A não intervenção do Governo neste processo e a tentativa de responsabilização do director demissionário foram os principais argumentos usados pela maioria PSD/CDS ao longo do dia. “A Autoridade Tributária transmitiu ao Governo que não havia lista. Se não acreditasse nessa informação tinha que se demitir, mas aceitou como boa a explicação. Se subsistem dúvidas, abre-se o inquérito (…) Onde é que o Governo agiu mal?”, questionou o social-democrata Duarte Pacheco, em resposta ao PCP que trouxe o caso para o plenário. No período das declarações políticas – em que o CDS ficou em silêncio – o comunista Paulo Sá afirmou que “a lista VIP existe, mas mantêm-se as dúvidas sobre quem pediu, quem definiu os seus objectivos, quem decidiu que nomes a integram”.

Duarte Pacheco não assumiu que a lista existe, mas durante a manhã, horas depois de ser conhecida a demissão de Brigas Afonso, reconheceu que a informação dada por este director-geral não correspondia 100% à verdade. Logo depois a deputada do CDS Cecília Meireles veio garantir que “o Governo nunca pediu para que houvesse listas especiais”. Uma garantia que disse dar com base no que “resulta claro” da demissão de Brigas Afonso.

O PS, pela voz de João Galamba, acusou o Governo de tentar “culpar” os serviços do fisco pelo problema. Para Pedro Filipe Soares, do BE, não há dúvida de que “o secretário de Estado tem culpa no cartório” e que “o Governo teve conhecimento”.

As bancadas da oposição exigiram que o Governo assuma “responsabilidades políticas”, mas nenhum partido pediu a demissão de Paulo Núncio.
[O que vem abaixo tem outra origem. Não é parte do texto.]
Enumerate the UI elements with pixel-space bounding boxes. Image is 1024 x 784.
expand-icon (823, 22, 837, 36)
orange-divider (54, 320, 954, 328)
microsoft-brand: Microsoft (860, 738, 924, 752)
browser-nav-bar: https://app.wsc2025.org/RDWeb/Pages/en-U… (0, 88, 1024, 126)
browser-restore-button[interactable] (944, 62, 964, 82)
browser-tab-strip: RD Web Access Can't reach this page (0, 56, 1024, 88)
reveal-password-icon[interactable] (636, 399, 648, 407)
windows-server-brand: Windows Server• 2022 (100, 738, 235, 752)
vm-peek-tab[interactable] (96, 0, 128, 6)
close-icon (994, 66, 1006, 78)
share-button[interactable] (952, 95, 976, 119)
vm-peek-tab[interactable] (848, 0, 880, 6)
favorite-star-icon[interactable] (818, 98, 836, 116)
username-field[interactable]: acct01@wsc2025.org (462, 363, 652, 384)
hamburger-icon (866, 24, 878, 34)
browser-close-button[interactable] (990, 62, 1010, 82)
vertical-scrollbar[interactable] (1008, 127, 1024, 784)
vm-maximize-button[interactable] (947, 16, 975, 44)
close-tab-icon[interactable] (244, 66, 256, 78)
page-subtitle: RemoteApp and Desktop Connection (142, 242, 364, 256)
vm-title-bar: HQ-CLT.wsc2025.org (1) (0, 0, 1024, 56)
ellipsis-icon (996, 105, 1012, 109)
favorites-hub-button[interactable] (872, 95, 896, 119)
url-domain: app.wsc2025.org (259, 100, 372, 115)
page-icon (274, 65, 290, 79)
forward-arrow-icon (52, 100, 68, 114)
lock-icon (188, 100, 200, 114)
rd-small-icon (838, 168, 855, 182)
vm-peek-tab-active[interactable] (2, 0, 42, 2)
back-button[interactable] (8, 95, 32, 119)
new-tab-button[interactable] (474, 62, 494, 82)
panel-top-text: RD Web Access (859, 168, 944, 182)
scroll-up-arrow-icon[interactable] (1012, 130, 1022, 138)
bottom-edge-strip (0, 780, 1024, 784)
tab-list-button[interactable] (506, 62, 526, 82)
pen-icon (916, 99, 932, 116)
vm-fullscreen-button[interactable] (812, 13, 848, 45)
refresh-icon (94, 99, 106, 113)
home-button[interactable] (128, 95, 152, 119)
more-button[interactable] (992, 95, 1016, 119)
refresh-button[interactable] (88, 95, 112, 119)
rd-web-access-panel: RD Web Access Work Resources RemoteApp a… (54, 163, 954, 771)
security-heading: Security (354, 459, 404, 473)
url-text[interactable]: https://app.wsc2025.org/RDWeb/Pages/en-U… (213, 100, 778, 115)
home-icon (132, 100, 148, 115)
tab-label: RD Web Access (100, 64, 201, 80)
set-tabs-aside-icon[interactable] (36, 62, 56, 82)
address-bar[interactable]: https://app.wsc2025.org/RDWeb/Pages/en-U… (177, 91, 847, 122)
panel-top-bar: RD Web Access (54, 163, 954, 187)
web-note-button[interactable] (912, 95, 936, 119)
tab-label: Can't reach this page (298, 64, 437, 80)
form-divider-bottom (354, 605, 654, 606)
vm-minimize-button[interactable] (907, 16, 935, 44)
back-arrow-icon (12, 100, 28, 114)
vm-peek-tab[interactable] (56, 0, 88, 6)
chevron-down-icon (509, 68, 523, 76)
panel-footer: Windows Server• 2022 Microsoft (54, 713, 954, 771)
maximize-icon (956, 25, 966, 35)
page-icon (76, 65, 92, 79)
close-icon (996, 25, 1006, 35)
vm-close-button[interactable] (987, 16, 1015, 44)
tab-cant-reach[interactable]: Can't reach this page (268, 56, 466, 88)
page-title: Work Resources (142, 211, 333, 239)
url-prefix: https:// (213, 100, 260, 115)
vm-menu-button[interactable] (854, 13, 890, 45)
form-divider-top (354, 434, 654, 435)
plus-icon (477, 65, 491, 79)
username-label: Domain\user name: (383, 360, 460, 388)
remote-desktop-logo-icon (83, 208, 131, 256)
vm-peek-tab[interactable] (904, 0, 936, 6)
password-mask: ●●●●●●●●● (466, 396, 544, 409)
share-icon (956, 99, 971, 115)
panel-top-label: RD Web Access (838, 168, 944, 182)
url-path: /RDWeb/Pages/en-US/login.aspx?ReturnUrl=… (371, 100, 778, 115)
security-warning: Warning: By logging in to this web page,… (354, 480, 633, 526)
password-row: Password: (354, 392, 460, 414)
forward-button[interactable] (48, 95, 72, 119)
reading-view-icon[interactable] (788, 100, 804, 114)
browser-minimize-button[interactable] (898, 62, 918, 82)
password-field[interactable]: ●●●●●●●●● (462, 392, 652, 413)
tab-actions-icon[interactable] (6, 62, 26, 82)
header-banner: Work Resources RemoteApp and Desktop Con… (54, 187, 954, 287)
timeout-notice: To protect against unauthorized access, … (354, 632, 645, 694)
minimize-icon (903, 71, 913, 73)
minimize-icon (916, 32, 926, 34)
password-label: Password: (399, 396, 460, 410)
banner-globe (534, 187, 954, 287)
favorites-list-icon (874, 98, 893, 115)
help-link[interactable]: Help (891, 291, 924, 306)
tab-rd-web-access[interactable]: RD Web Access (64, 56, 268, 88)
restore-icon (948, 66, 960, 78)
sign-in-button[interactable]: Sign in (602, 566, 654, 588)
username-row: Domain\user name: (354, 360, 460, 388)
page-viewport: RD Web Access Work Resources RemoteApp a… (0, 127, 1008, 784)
Até porque foram aprovadas na comissão de Orçamento e Finanças as audições do secretário de Estado e do director demissionário (já na sexta-feira) e dos representantes dos sindicatos dos trabalhadores dos impostos e dos inspectores tributários (quinta-feira).
 
Sindicato diz que há indícios de que Núncio entregou lista VIP
Paulo Núncio começou o dia a manifestar a sua disponibilidade para ser ouvido no Parlamento e a rejeitar responsabilidades, embora admita que possa existir alguma irregularidade: “Houve procedimentos internos e propostas no âmbito da Autoridade Tributária nesta matéria, sem que jamais o Governo tenha tido conhecimento dessa questão ou que o Governo tenha sido informado".

Mas a sua situação pode mudar esta quinta-feira, depois da audição do presidente do Sindicato dos trabalhadores dos Impostos. Ao PÚBLICO, Paulo Ralha defendeu que há fortes indícios de que a da chamada lista VIP de contribuintes foi entregue pelo secretário de Estado dos assuntos fiscais, Paulo Núncio, ao director da Segurança Informática, que está na dependência directa de José Maria Pires, subdirector Geral dos Impostos.

Em declarações ao PÚBLICO, Paulo Ralha garante que na audição desta quinta-feira, na Assembleia da República, vai avançar com nomes, como o do subdirector Geral dos Impostos, mas também o director da Segurança Informática, o do chefe da Divisão Informática e ainda o do responsável pelo departamento de Auditoria Interna.

Para Paulo Ralha, “só os responsáveis referidos tinham poderes para criar os filtros” que permitiam identificar o acesso dos funcionários dos impostos a uma lista de contribuintes. O sindicalista adianta ainda que "é preciso encontrar responsáveis e que têm de ser punidos".